Transparence fiscale en Finlande : une mesure justifiée ?
Comme chaque année en Finlande, les déclarations de revenus des célébrités, des grandes fortunes et des politiques ont été publiées cette semaine. Les journalistes se demandent si la publication de ces listes est propice à la transparence et à l'égalité, ou si, au contraire, les mauvaises langues en font leur choux gras, ne faisant qu'attiser les animosités.
Le voyeurisme rend malheureux
La publication de la plupart des données ne remplit pas l'objectif désiré, s'offusque Lapin Kansa :
«Dévoiler les informations fiscales est une spécialité finnoise qui peut être de bon aloi. Car la transparence est de rigueur, notamment lorsqu'il s'agit de l'achat de grandes entreprises ou des revenus d'éminents décideurs, mais également pour savoir comment évolue la société. En revanche, connaître le montant perçu par une star peu reluisante de la téléréalité n'a pas grand intérêt. … D'après une étude américaine, au-delà de 75 000 dollars de revenus par an, la sensation d'être heureux ne progresse plus.
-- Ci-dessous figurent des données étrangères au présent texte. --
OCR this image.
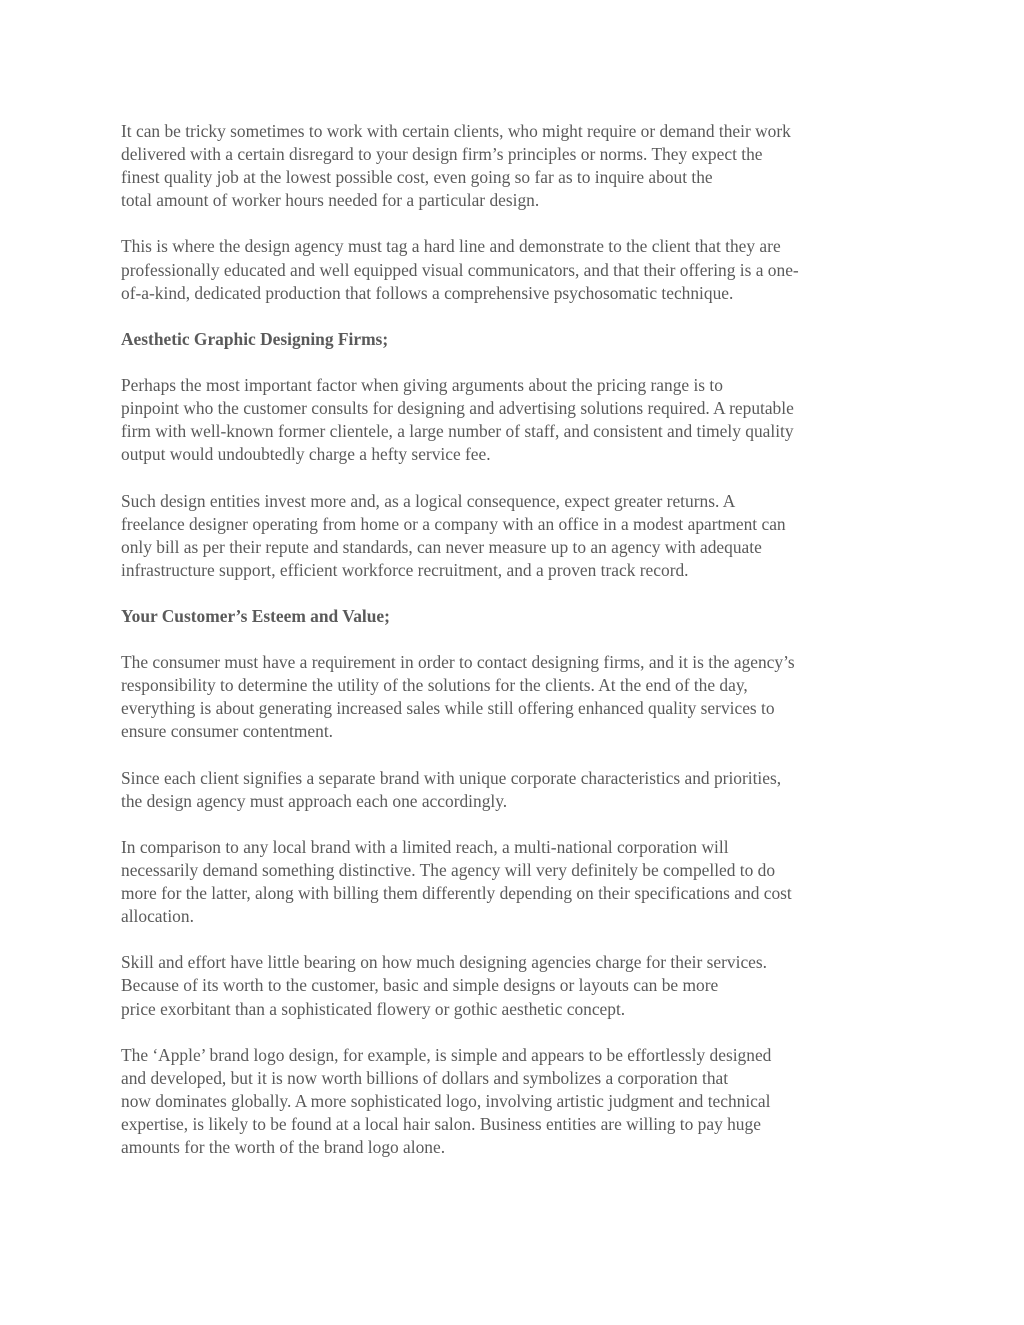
It can be tricky sometimes to work with certain clients, who might require or demand their work
delivered with a certain disregard to your design firm’s principles or norms. They expect the
finest quality job at the lowest possible cost, even going so far as to inquire about the
total amount of worker hours needed for a particular design.

This is where the design agency must tag a hard line and demonstrate to the client that they are
professionally educated and well equipped visual communicators, and that their offering is a one-
of-a-kind, dedicated production that follows a comprehensive psychosomatic technique.

Aesthetic Graphic Designing Firms;

Perhaps the most important factor when giving arguments about the pricing range is to
pinpoint who the customer consults for designing and advertising solutions required. A reputable
firm with well-known former clientele, a large number of staff, and consistent and timely quality
output would undoubtedly charge a hefty service fee.

Such design entities invest more and, as a logical consequence, expect greater returns. A
freelance designer operating from home or a company with an office in a modest apartment can
only bill as per their repute and standards, can never measure up to an agency with adequate
infrastructure support, efficient workforce recruitment, and a proven track record.

Your Customer’s Esteem and Value;

The consumer must have a requirement in order to contact designing firms, and it is the agency’s
responsibility to determine the utility of the solutions for the clients. At the end of the day,
everything is about generating increased sales while still offering enhanced quality services to
ensure consumer contentment.

Since each client signifies a separate brand with unique corporate characteristics and priorities,
the design agency must approach each one accordingly.

In comparison to any local brand with a limited reach, a multi-national corporation will
necessarily demand something distinctive. The agency will very definitely be compelled to do
more for the latter, along with billing them differently depending on their specifications and cost
allocation.

Skill and effort have little bearing on how much designing agencies charge for their services.
Because of its worth to the customer, basic and simple designs or layouts can be more
price exorbitant than a sophisticated flowery or gothic aesthetic concept.

The ‘Apple’ brand logo design, for example, is simple and appears to be effortlessly designed
and developed, but it is now worth billions of dollars and symbolizes a corporation that
now dominates globally. A more sophisticated logo, involving artistic judgment and technical
expertise, is likely to be found at a local hair salon. Business entities are willing to pay huge
amounts for the worth of the brand logo alone.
Une somme qui n'est pas inatteignable en Finlande. Une chose est néanmoins certaine : savoir combien son voisin gagne n'augmente pas le degré de satisfaction.»
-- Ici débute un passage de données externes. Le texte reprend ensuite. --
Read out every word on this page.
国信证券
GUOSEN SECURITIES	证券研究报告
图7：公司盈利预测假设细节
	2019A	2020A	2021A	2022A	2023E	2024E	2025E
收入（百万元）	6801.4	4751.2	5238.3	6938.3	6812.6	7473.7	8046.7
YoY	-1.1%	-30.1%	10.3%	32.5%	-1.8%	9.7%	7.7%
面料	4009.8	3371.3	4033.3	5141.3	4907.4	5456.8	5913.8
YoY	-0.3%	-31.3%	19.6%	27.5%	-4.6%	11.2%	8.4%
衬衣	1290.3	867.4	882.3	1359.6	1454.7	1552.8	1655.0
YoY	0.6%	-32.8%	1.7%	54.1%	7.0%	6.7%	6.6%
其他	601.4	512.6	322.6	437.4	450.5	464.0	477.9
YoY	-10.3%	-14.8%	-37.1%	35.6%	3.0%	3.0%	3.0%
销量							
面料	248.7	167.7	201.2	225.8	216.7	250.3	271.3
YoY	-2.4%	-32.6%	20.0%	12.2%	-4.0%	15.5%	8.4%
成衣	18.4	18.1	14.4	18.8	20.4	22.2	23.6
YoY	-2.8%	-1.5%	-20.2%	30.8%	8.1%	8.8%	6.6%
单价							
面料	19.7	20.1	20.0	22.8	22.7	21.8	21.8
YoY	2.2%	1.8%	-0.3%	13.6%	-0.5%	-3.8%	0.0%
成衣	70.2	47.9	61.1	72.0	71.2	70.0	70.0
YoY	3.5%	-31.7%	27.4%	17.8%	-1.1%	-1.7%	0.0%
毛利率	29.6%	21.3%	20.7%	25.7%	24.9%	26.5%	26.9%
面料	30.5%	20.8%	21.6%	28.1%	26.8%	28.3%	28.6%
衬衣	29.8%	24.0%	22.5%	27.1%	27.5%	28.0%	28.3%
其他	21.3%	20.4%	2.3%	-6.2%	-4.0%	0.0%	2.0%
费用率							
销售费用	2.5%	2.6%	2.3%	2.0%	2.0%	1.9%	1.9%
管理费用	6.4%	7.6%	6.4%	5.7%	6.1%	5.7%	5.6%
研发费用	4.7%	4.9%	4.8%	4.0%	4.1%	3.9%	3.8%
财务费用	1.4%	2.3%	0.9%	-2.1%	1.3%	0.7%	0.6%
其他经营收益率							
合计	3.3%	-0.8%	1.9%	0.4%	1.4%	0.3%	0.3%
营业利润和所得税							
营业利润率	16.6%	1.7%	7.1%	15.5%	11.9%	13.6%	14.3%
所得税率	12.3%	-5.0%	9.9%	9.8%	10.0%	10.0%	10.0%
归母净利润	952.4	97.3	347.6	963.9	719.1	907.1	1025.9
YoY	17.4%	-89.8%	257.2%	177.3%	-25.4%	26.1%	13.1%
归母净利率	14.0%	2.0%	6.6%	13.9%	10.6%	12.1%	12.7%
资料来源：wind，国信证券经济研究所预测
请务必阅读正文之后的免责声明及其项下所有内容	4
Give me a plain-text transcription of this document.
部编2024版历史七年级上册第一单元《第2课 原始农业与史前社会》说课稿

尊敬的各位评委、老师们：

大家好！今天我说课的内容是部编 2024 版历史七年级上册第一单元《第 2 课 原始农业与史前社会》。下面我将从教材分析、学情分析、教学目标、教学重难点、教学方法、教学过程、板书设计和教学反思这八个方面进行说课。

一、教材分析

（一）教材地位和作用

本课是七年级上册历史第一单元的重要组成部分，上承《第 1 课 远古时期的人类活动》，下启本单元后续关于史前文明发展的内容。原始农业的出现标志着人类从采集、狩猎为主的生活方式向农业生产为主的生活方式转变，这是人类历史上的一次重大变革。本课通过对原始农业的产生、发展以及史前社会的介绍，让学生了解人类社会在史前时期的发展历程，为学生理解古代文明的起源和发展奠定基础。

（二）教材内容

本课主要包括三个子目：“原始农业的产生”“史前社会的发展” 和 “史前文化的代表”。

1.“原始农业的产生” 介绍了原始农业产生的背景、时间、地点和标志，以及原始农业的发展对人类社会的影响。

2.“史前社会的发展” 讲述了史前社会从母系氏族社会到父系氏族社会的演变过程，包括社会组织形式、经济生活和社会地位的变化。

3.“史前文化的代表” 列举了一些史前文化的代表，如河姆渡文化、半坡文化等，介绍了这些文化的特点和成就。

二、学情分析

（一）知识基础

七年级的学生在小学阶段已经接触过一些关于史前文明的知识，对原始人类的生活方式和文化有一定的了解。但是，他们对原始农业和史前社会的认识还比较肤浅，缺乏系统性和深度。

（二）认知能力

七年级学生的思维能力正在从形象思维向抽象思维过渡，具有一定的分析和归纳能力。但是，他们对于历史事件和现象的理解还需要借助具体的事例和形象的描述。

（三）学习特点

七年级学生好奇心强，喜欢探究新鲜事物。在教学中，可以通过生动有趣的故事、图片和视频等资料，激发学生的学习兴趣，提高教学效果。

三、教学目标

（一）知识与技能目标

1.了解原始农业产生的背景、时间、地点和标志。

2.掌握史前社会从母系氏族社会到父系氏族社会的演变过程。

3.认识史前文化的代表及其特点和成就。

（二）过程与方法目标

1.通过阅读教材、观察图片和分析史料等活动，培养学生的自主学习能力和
Ne pas avoir honte de la transparence
Les médias doivent remplir leur fonction sociale de manière ouverte et sans mauvaise conscience, estime Ilta-Sanomat :
«Le secret fiscal est une requête permanente de la classe politique. Elle est sans cesse refoulée, ce qui n'est pas près de changer. Pourtant, la position des médias face à la publication de ces données a de quoi étonner. Est-il vraiment nécessaire qu'ils s'excusent à tort et à travers en expliquant l'importance de ces renseignements, afin de justifier leur publication ? Non, car comme leur nom l'indique, il s'agit de données publiques. … En présentant ses excuses en préambule de chaque publication des informations, on donne l'impression qu'une partie des médias préférerait qu'elles restent secrètes.»
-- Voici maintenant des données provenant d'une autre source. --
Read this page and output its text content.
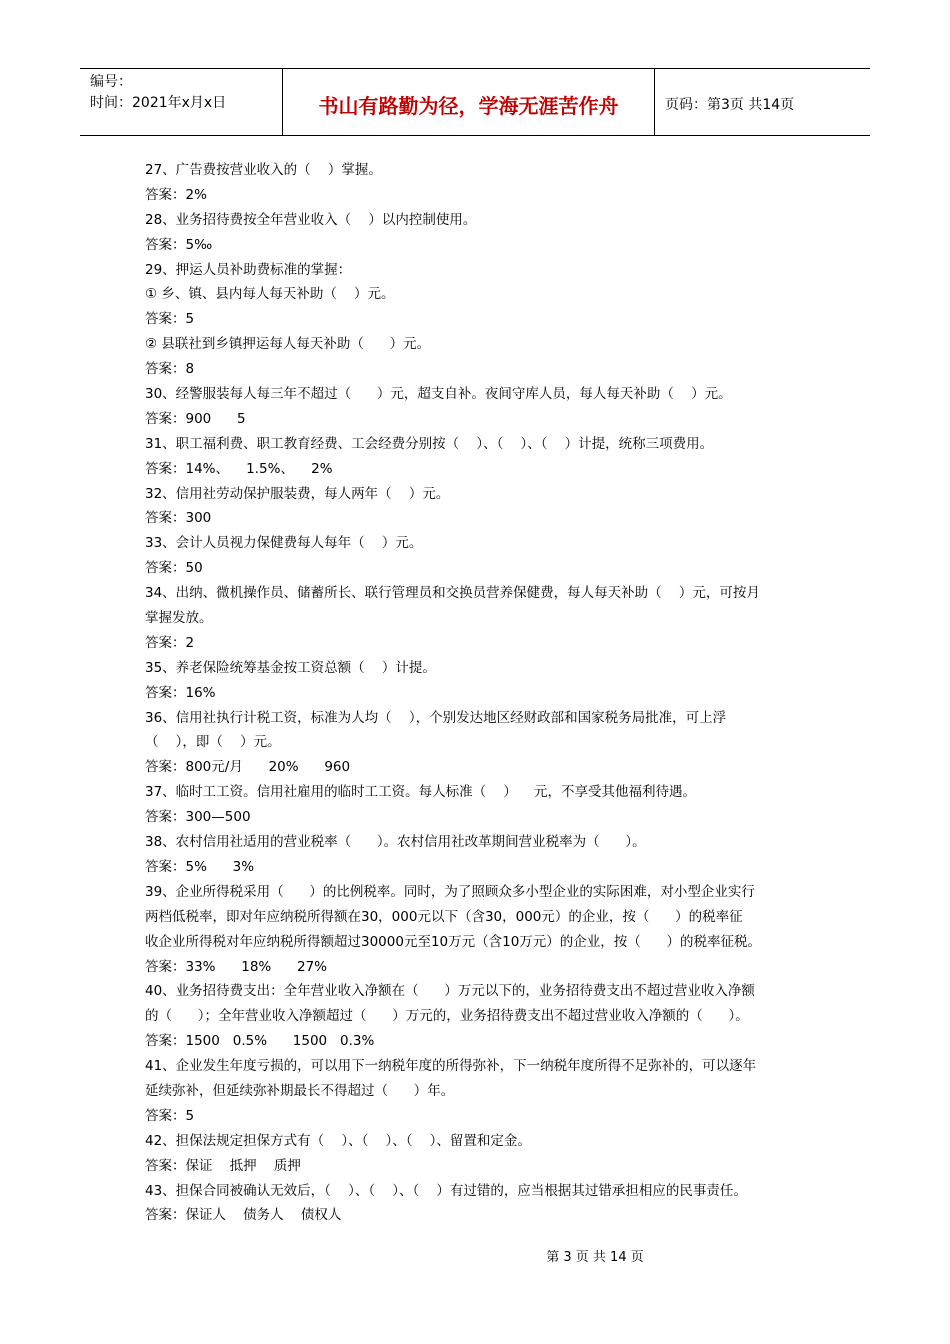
编号：
时间：2021年x月x日	书山有路勤为径，学海无涯苦作舟	页码：第3页 共14页
27、广告费按营业收入的（    ）掌握。
答案：2%
28、业务招待费按全年营业收入（    ）以内控制使用。
答案：5‰
29、押运人员补助费标准的掌握：
① 乡、镇、县内每人每天补助（    ）元。
答案：5
② 县联社到乡镇押运每人每天补助（      ）元。
答案：8
30、经警服装每人每三年不超过（      ）元，超支自补。夜间守库人员，每人每天补助（    ）元。
答案：900      5
31、职工福利费、职工教育经费、工会经费分别按（    ）、（    ）、（    ）计提，统称三项费用。
答案：14%、    1.5%、    2%
32、信用社劳动保护服装费，每人两年（    ）元。
答案：300
33、会计人员视力保健费每人每年（    ）元。
答案：50
34、出纳、微机操作员、储蓄所长、联行管理员和交换员营养保健费，每人每天补助（    ）元，可按月
掌握发放。
答案：2
35、养老保险统筹基金按工资总额（    ）计提。
答案：16%
36、信用社执行计税工资，标准为人均（    ），个别发达地区经财政部和国家税务局批准，可上浮
（    ），即（    ）元。
答案：800元/月      20%      960
37、临时工工资。信用社雇用的临时工工资。每人标准（    ）    元，不享受其他福利待遇。
答案：300—500
38、农村信用社适用的营业税率（      ）。农村信用社改革期间营业税率为（      ）。
答案：5%      3%
39、企业所得税采用（      ）的比例税率。同时，为了照顾众多小型企业的实际困难，对小型企业实行
两档低税率，即对年应纳税所得额在30，000元以下（含30，000元）的企业，按（      ）的税率征
收企业所得税对年应纳税所得额超过30000元至10万元（含10万元）的企业，按（      ）的税率征税。
答案：33%      18%      27%
40、业务招待费支出：全年营业收入净额在（      ）万元以下的，业务招待费支出不超过营业收入净额
的（      ）；全年营业收入净额超过（      ）万元的，业务招待费支出不超过营业收入净额的（      ）。
答案：1500   0.5%      1500   0.3%
41、企业发生年度亏损的，可以用下一纳税年度的所得弥补，下一纳税年度所得不足弥补的，可以逐年
延续弥补，但延续弥补期最长不得超过（      ）年。
答案：5
42、担保法规定担保方式有（    ）、（    ）、（    ）、留置和定金。
答案：保证    抵押    质押
43、担保合同被确认无效后，（    ）、（    ）、（    ）有过错的，应当根据其过错承担相应的民事责任。
答案：保证人    债务人    债权人
第 3 页 共 14 页
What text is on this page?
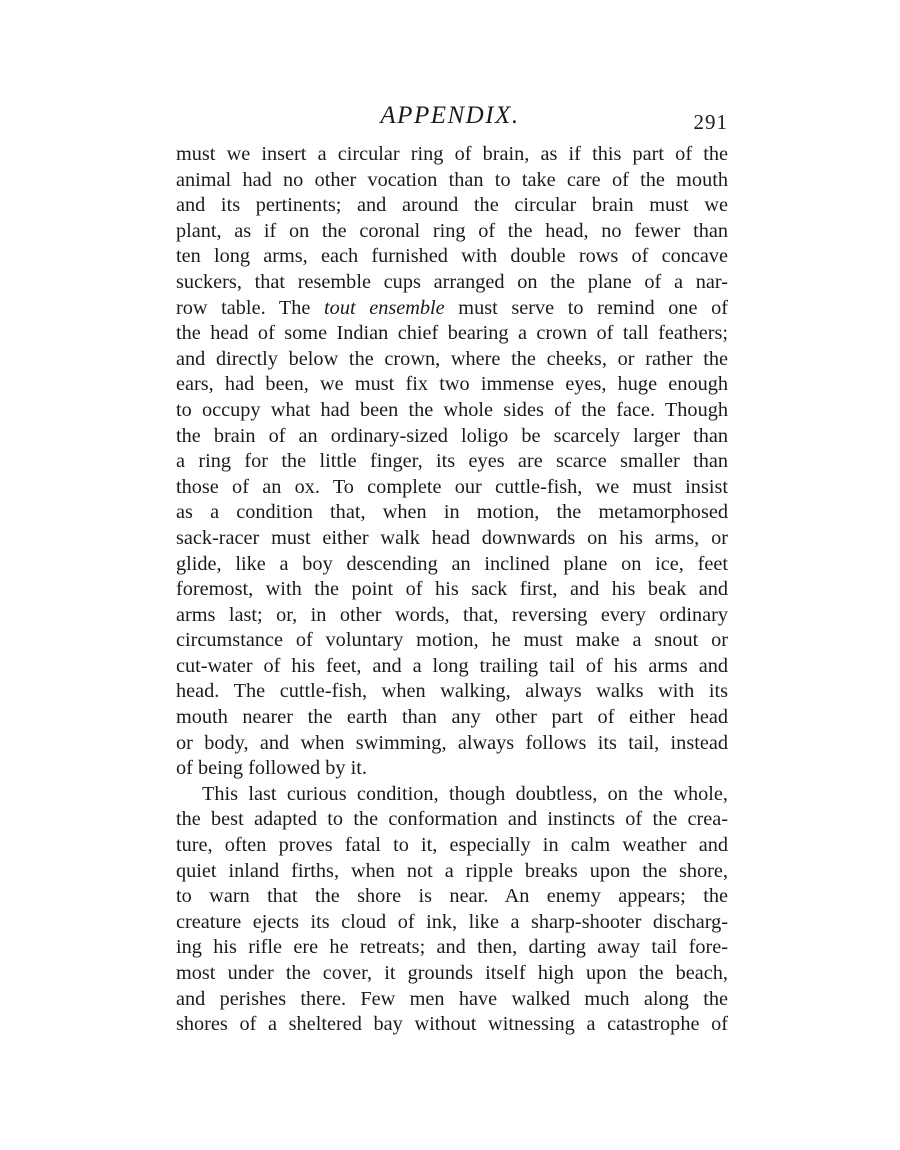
APPENDIX.	291
must we insert a circular ring of brain, as if this part of the
animal had no other vocation than to take care of the mouth
and its pertinents; and around the circular brain must we
plant, as if on the coronal ring of the head, no fewer than
ten long arms, each furnished with double rows of concave
suckers, that resemble cups arranged on the plane of a nar-
row table. The tout ensemble must serve to remind one of
the head of some Indian chief bearing a crown of tall feathers;
and directly below the crown, where the cheeks, or rather the
ears, had been, we must fix two immense eyes, huge enough
to occupy what had been the whole sides of the face. Though
the brain of an ordinary-sized loligo be scarcely larger than
a ring for the little finger, its eyes are scarce smaller than
those of an ox. To complete our cuttle-fish, we must insist
as a condition that, when in motion, the metamorphosed
sack-racer must either walk head downwards on his arms, or
glide, like a boy descending an inclined plane on ice, feet
foremost, with the point of his sack first, and his beak and
arms last; or, in other words, that, reversing every ordinary
circumstance of voluntary motion, he must make a snout or
cut-water of his feet, and a long trailing tail of his arms and
head. The cuttle-fish, when walking, always walks with its
mouth nearer the earth than any other part of either head
or body, and when swimming, always follows its tail, instead
of being followed by it.
This last curious condition, though doubtless, on the whole,
the best adapted to the conformation and instincts of the crea-
ture, often proves fatal to it, especially in calm weather and
quiet inland firths, when not a ripple breaks upon the shore,
to warn that the shore is near. An enemy appears; the
creature ejects its cloud of ink, like a sharp-shooter discharg-
ing his rifle ere he retreats; and then, darting away tail fore-
most under the cover, it grounds itself high upon the beach,
and perishes there. Few men have walked much along the
shores of a sheltered bay without witnessing a catastrophe of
Les bienfaits de la transparence
La publication des données fiscales assure une fonction importante dans la société, souligne Maaseudun Tulevaisuus :
«Les listes de données fiscales sont également qualifiées de 'boîtes à ragots'. ... Ce qualificatif n'est pas tout à fait pertinent, cas le libre accès à ces informations prive les commérages de tout fondement et rend possible un débat objectif. La publication des données fiscales constitue un élément essentiel de la transparence sociale. Car ceci empêche la formation de 'cercles d'initiés', prévient les activités criminelles et tempère les excès. Le travailleur a mérité son salaire et si l'on a travaillé dur, on peut tout à fait obtenir un très bon salaire. Le succès, s'il est mérité, peut supporter la transparence.»
Pas davantage d'égalité
Lapin Kansa doute de l’effet positif de la publication des données fiscales :
«Selon un avis largement répandu, cette transparence consolide la confiance du peuple dans la société, mais est-ce vraiment le cas, ou la liste des premières fortunes, à l'origine de tant de ragots, ne fait-elle qu’attiser un peu plus les jalousies ? La franchise et la transparence font – ou devraient faire – partie intégrante de la démocratie, mais en l’occurrence, les choses ne sont pas aussi simples. … On tend à croire en Finlande que le fait qu’un citoyen lambda puisse comparer ses revenus avec ceux de son chef encourage la modération et la justice. Pourtant, les disparités salariales se sont accentuées, tout particulièrement pendant les décennies lors desquelles la transparence fiscale a été pratiquée. Les riches sont devenus plus riches encore tandis que les pauvres ont vu leur pouvoir d’achat s’amoindrir. On est bien sûr en droit de se demander si le fossé entre les nantis et les démunis ne se serait pas creusé encore plus si les déclarations de revenus n’étaient pas consultables par tous.»